President Trump made history this month as the first US president to visit China since 2017, holding a two-day summit with President Xi Jinping in Beijing on May 14. While both leaders described the talks as constructive, concrete outcomes fell short of expectations, according to a new special update from the Supply Chain Federation.
The summit produced some tangible steps forward on trade. China committed to purchasing 200 Boeing aircraft, with Trump indicating the number could grow to 750 depending on performance. Beijing also agreed to reopen its market to US beef. Trump’s delegation, which included top executives from Tesla, Apple, Boeing, Nvidia, BlackRock, Goldman Sachs, and other major companies, pushed for greater market access on several fronts, including Visa’s entry into China’s payments system.
Yet the two sides offered sharply different public messages afterward. The White House highlighted expanded economic cooperation, increased Chinese purchases of US agricultural goods, and action on fentanyl precursors. China’s readout, however, placed heavy emphasis on Taiwan as the most important issue in the relationship and described an agreed framework of “strategic stability” for the coming years. The White House statement notably omitted any mention of Taiwan.
A key takeaway from the Supply Chain Federation’s May 27 report is that the current US-China trade truce was not extended during the summit. Without a new agreement, the truce expires on November 10. At that point, reciprocal tariffs on Chinese goods would rise from the current effective rate of 47 percent back to 57 percent, and certain Section 301 tariff exclusions would also end.
Both governments did confirm the creation of a new Board of Trade and a Board of Investment. These bodies will operate under a reciprocal tariff reduction framework, starting with $30 billion in barrier reductions on each side for non-sensitive goods. Chinese officials described the move as part of broader efforts to stabilize economic ties.
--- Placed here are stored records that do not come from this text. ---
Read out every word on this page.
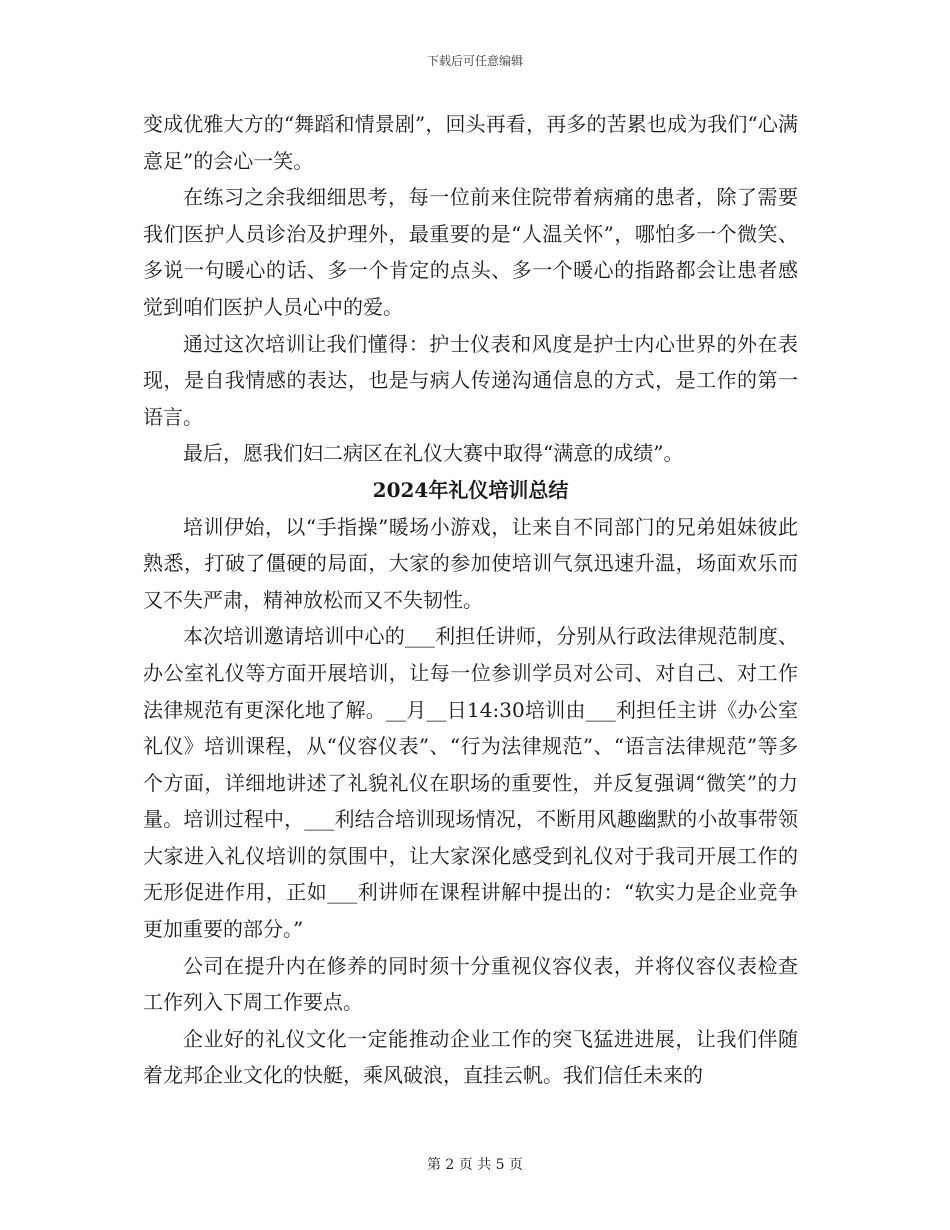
下载后可任意编辑

变成优雅大方的“舞蹈和情景剧”，回头再看，再多的苦累也成为我们“心满意足”的会心一笑。

在练习之余我细细思考，每一位前来住院带着病痛的患者，除了需要我们医护人员诊治及护理外，最重要的是“人温关怀”，哪怕多一个微笑、多说一句暖心的话、多一个肯定的点头、多一个暖心的指路都会让患者感觉到咱们医护人员心中的爱。

通过这次培训让我们懂得：护士仪表和风度是护士内心世界的外在表现，是自我情感的表达，也是与病人传递沟通信息的方式，是工作的第一语言。

最后，愿我们妇二病区在礼仪大赛中取得“满意的成绩”。

2024年礼仪培训总结

培训伊始，以“手指操”暖场小游戏，让来自不同部门的兄弟姐妹彼此熟悉，打破了僵硬的局面，大家的参加使培训气氛迅速升温，场面欢乐而又不失严肃，精神放松而又不失韧性。

本次培训邀请培训中心的___利担任讲师，分别从行政法律规范制度、办公室礼仪等方面开展培训，让每一位参训学员对公司、对自己、对工作法律规范有更深化地了解。__月__日14:30培训由___利担任主讲《办公室礼仪》培训课程，从“仪容仪表”、“行为法律规范”、“语言法律规范”等多个方面，详细地讲述了礼貌礼仪在职场的重要性，并反复强调“微笑”的力量。培训过程中，___利结合培训现场情况，不断用风趣幽默的小故事带领大家进入礼仪培训的氛围中，让大家深化感受到礼仪对于我司开展工作的无形促进作用，正如___利讲师在课程讲解中提出的：“软实力是企业竞争更加重要的部分。”

公司在提升内在修养的同时须十分重视仪容仪表，并将仪容仪表检查工作列入下周工作要点。

企业好的礼仪文化一定能推动企业工作的突飞猛进进展，让我们伴随着龙邦企业文化的快艇，乘风破浪，直挂云帆。我们信任未来的

第 2 页 共 5 页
The report also notes progress on other fronts. The US and China agreed to establish a protocol on AI safety aimed at preventing nonstate actors from obtaining advanced AI models. Treasury Secretary Bessent described the effort as non-binding best practices rather than a formal treaty.
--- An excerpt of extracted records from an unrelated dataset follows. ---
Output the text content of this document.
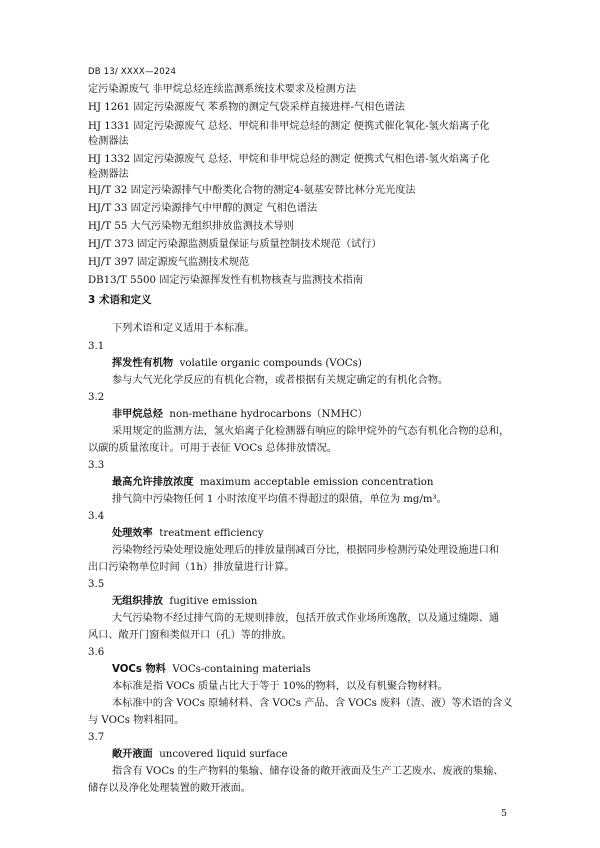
DB 13/ XXXX—2024
定污染源废气 非甲烷总烃连续监测系统技术要求及检测方法
HJ 1261 固定污染源废气 苯系物的测定气袋采样直接进样-气相色谱法
HJ 1331 固定污染源废气 总烃、甲烷和非甲烷总烃的测定 便携式催化氧化-氢火焰离子化
检测器法
HJ 1332 固定污染源废气 总烃、甲烷和非甲烷总烃的测定 便携式气相色谱-氢火焰离子化
检测器法
HJ/T 32 固定污染源排气中酚类化合物的测定4-氨基安替比林分光光度法
HJ/T 33 固定污染源排气中甲醇的测定 气相色谱法
HJ/T 55 大气污染物无组织排放监测技术导则
HJ/T 373 固定污染源监测质量保证与质量控制技术规范（试行）
HJ/T 397 固定源废气监测技术规范
DB13/T 5500 固定污染源挥发性有机物核查与监测技术指南
3 术语和定义
下列术语和定义适用于本标准。
3.1
挥发性有机物 volatile organic compounds (VOCs)
参与大气光化学反应的有机化合物，或者根据有关规定确定的有机化合物。
3.2
非甲烷总烃 non-methane hydrocarbons（NMHC）
采用规定的监测方法，氢火焰离子化检测器有响应的除甲烷外的气态有机化合物的总和，
以碳的质量浓度计。可用于表征 VOCs 总体排放情况。
3.3
最高允许排放浓度 maximum acceptable emission concentration
排气筒中污染物任何 1 小时浓度平均值不得超过的限值，单位为 mg/m³。
3.4
处理效率 treatment efficiency
污染物经污染处理设施处理后的排放量削减百分比，根据同步检测污染处理设施进口和
出口污染物单位时间（1h）排放量进行计算。
3.5
无组织排放 fugitive emission
大气污染物不经过排气筒的无规则排放，包括开放式作业场所逸散，以及通过缝隙、通
风口、敞开门窗和类似开口（孔）等的排放。
3.6
VOCs 物料 VOCs-containing materials
本标准是指 VOCs 质量占比大于等于 10%的物料，以及有机聚合物材料。
本标准中的含 VOCs 原辅材料、含 VOCs 产品、含 VOCs 废料（渣、液）等术语的含义
与 VOCs 物料相同。
3.7
敞开液面 uncovered liquid surface
指含有 VOCs 的生产物料的集输、储存设备的敞开液面及生产工艺废水、废液的集输、
储存以及净化处理装置的敞开液面。
5
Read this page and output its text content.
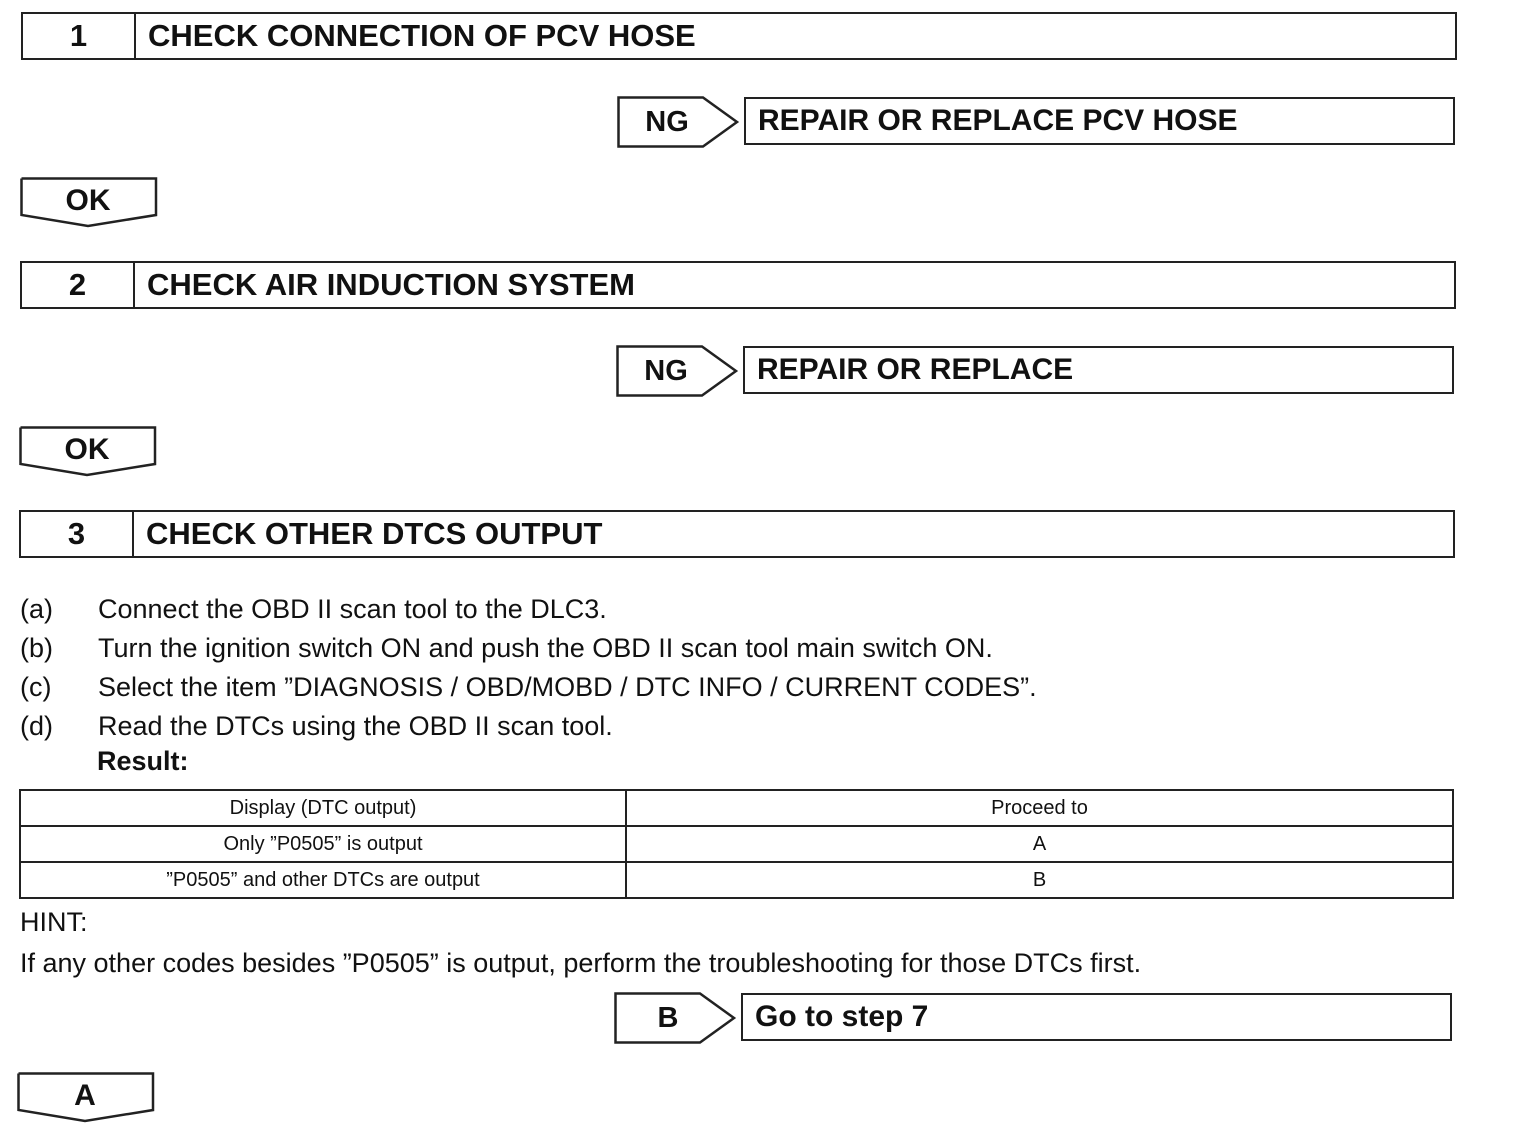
1	CHECK CONNECTION OF PCV HOSE
NG	REPAIR OR REPLACE PCV HOSE
OK
2	CHECK AIR INDUCTION SYSTEM
NG	REPAIR OR REPLACE
OK
3	CHECK OTHER DTCS OUTPUT
(a)	Connect the OBD II scan tool to the DLC3.
(b)	Turn the ignition switch ON and push the OBD II scan tool main switch ON.
(c)	Select the item ”DIAGNOSIS / OBD/MOBD / DTC INFO / CURRENT CODES”.
(d)	Read the DTCs using the OBD II scan tool.
Result:
Display (DTC output)	Proceed to
Only ”P0505” is output	A
”P0505” and other DTCs are output	B
HINT:
If any other codes besides ”P0505” is output, perform the troubleshooting for those DTCs first.
B	Go to step 7
A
On the domestic side, US Customs and Border Protection continues processing tariff refunds following the Supreme Court’s earlier decision striking down certain IEEPA tariffs. The agency has already issued more than $35.5 billion to importers through its new CAPE portal, with initial payments beginning in early May.
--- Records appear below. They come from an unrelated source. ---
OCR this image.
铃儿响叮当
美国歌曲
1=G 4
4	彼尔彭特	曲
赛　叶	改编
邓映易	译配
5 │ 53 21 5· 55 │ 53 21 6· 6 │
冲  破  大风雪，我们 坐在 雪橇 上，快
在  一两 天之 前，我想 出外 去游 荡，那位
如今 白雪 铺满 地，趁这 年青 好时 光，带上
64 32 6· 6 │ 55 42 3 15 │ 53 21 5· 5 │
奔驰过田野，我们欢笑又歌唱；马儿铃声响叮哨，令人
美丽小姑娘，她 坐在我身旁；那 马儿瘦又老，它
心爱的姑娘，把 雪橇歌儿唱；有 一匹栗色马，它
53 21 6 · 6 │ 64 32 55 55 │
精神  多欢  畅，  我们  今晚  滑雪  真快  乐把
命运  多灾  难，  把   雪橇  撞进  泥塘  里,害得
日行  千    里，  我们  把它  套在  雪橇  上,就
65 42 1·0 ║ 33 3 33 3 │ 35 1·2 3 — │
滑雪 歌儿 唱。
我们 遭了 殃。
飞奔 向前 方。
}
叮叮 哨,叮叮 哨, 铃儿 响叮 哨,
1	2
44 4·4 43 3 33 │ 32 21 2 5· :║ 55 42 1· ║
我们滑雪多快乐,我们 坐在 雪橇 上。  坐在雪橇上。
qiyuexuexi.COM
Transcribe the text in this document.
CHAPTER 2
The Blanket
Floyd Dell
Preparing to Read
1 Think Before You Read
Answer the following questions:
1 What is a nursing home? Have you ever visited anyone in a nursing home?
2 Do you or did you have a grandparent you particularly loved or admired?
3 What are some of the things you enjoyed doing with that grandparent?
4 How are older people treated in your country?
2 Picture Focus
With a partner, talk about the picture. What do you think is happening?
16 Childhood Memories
The Supply Chain Federation update also flags upcoming pressure points. USTR has opened the second statutory four-year review of Section 301 tariffs on China, with continuation request deadlines approaching in July and August. Meanwhile, lawmakers are pushing for changes to USMCA ahead of its July 1 joint review, with 79 House members urging action on Mexican specialty crop imports that they say undercut American farmers.
As businesses monitor the November tariff deadline and the proposed September visit by President Xi to the White House, the summit’s modest results underscore both the progress and the persistent challenges in US-China economic relations. This changing landscape is one that the Supply Chain Federation report is a timely resource for companies dealing with.